Working in a mining museum, I’m well aware of the mining history of our area, it’s part of what helped create these mountain communities, and created the scenic byways that allow us to enjoy the beauty and grandeur of the Rocky Mountains.
But the valuable minerals carry a deadly risk. Uranium is present in much of the bedrock that makes up these mountains, and when uranium breaks down it emits a gas known as radon. Because of mining in the area, health officials of the CDC were able to understand how inhaling radon affected people’s long-term health. And they found that miners, especially those who smoked were at a much greater risk for lung cancer.
In fact, inhaling radon puts non-smokers at a much greater risk of getting lung cancer over many years. The EPA has put a threshold on where the risk of radon exposure can affect your health, even though of course any radon can be bad for you. To this end, the US EPA has set an action level of 4 pCi/L. Above this level, they recommend taking mitigation measures.

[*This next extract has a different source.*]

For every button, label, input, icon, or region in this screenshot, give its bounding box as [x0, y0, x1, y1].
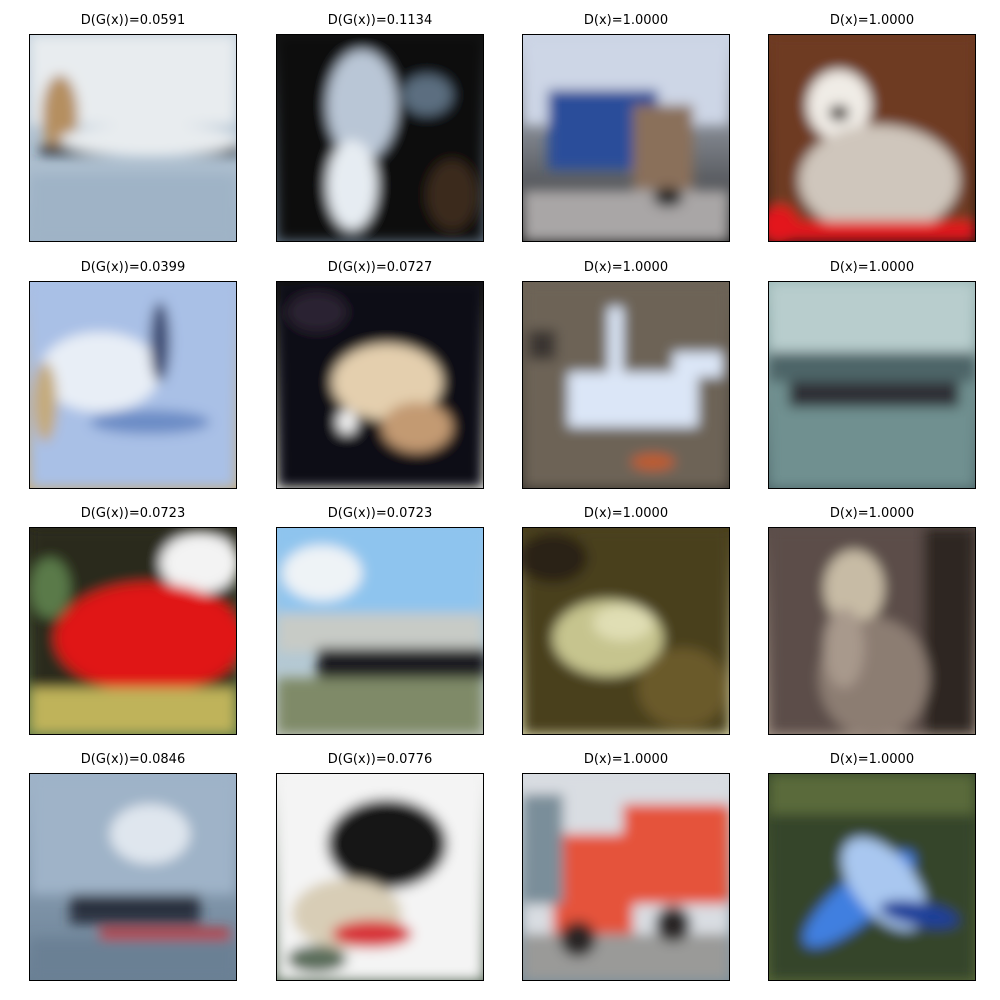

When we bought our home, our realtor must have been greedy for the sale, as she casually said, “Oh, radon is not a problem up here.” Moving from out of state, we were naive and trusted her at her word. After learning mining history, I knew radon was absolutely a problem up here. The State of Colorado estimates that over half the homes in the state have unacceptable levels of radon.

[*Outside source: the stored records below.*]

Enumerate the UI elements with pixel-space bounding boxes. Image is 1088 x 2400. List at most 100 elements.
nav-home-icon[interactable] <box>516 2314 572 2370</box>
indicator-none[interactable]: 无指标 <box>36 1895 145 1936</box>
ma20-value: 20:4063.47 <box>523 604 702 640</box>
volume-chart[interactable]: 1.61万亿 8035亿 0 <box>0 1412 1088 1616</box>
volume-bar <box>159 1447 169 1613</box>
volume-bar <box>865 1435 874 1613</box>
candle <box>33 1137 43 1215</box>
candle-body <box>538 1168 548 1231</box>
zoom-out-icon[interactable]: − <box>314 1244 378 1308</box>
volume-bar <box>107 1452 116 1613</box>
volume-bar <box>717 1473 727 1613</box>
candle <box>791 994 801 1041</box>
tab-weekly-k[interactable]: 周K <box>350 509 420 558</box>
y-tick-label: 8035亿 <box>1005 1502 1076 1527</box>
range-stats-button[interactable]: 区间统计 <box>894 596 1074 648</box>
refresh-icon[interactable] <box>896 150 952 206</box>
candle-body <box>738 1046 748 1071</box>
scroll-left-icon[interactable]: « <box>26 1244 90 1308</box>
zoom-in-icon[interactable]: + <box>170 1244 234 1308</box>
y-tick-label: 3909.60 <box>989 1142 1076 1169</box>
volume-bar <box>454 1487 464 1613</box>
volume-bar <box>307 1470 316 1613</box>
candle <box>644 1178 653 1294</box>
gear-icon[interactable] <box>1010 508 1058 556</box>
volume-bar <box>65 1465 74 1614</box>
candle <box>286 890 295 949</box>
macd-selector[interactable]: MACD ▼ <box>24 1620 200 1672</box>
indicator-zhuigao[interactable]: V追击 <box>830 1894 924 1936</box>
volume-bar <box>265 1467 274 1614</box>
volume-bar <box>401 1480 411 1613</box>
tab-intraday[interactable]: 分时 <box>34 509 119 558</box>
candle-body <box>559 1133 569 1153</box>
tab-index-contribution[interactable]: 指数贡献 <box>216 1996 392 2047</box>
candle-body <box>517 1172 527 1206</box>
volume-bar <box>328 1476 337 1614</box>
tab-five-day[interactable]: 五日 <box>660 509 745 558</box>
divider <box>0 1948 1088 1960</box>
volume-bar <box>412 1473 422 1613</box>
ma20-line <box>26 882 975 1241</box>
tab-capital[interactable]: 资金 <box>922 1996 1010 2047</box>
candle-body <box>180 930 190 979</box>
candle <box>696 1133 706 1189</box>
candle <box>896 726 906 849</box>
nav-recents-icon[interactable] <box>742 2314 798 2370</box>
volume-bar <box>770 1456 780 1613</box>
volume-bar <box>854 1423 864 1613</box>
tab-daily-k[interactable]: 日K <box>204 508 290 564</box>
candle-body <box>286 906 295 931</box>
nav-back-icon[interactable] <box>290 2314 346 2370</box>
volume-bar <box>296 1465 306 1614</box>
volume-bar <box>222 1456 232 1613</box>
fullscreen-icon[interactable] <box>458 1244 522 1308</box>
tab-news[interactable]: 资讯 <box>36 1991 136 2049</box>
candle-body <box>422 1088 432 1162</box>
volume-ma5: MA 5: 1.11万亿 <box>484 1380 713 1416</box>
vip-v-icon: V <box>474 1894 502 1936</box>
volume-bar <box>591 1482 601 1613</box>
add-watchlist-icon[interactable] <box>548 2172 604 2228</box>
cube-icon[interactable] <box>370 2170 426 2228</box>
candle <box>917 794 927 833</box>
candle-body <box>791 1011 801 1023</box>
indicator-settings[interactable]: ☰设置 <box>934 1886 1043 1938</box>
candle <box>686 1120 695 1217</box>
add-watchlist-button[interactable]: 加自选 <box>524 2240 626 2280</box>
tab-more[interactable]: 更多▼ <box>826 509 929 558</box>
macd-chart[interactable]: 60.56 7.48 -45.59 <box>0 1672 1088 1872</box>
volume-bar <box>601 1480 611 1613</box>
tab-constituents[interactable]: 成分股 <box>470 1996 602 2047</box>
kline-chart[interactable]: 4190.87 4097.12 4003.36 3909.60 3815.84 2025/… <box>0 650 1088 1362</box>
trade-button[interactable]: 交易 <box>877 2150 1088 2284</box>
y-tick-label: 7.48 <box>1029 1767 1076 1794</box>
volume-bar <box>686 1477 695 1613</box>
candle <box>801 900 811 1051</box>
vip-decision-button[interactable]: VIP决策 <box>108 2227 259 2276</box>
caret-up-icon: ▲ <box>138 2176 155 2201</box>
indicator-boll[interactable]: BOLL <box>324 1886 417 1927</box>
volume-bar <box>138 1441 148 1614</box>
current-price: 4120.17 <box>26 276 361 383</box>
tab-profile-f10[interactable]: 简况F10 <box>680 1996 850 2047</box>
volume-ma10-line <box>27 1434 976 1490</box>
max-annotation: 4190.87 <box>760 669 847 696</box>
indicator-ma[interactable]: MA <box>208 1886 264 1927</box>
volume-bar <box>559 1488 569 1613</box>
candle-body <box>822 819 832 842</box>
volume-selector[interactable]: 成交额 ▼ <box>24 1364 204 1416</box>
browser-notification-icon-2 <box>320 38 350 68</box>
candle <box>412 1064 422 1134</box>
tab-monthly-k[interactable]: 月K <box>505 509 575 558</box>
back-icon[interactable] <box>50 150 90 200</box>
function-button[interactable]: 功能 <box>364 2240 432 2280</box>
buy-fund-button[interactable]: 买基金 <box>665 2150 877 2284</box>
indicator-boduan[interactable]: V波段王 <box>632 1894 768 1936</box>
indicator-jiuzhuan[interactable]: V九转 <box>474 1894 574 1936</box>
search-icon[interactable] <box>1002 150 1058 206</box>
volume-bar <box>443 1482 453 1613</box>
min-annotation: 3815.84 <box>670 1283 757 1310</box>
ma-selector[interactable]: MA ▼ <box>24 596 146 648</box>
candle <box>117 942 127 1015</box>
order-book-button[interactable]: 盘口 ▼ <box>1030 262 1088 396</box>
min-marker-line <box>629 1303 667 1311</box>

So we bought a home radon kit and ran the tests during a 3-day trip we recently took. The results are not good. They recommend you test on the lowest living level. In other words, don’t put it in your crawl space if you don’t spend time there, but do put in your basement if you do your laundry there. We tested on the bottom floor of our living space where our great room and kitchen are.
Our test came out to 26.3, meaning our chances of getting lung cancer are 4% greater than other non-smokers. That may not seem a lot, but why put yourself at the increased risk when you don’t have to?

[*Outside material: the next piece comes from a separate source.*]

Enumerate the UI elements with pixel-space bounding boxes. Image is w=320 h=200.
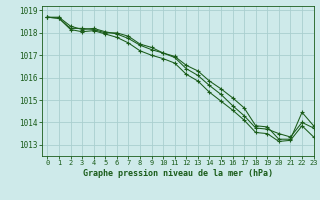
X-axis label: Graphe pression niveau de la mer (hPa): Graphe pression niveau de la mer (hPa) bbox=[83, 169, 273, 178]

There is a lot of controversy over whether the risk is all that great, and a house that is completely sealed up is at the greatest risk. Considering that a good 5 months of the year, we have our windows open, the risk is lessened with greater air flow.
I’m sure there are many in our neighborhood who are either unaware of the risks, or choose to ignore it, disputing the science and the EPA recommendations. But did you know as of 2012, a radon disclosure is required as part of all real estate transactions?
So the reality is this. If you have a radon problem, it will most certainly be revealed when you try to sell your house. And you can be sure, the people wanting to purchase your home will probably not be so forgiving of the potential risks, and you will be forced into doing mitigation.
So why not test now, remediate the problem, knowing you’ve done what you can to keep your home and family healthy? And when you sell your home, you can reassure potential buyers that you’ve done the same.
I love living in the mountains, but part of why we bought our home here was to lead a healthy life, one filled with recreation and low stress. I’d hate to think something I can’t even see could take that away from me prematurely.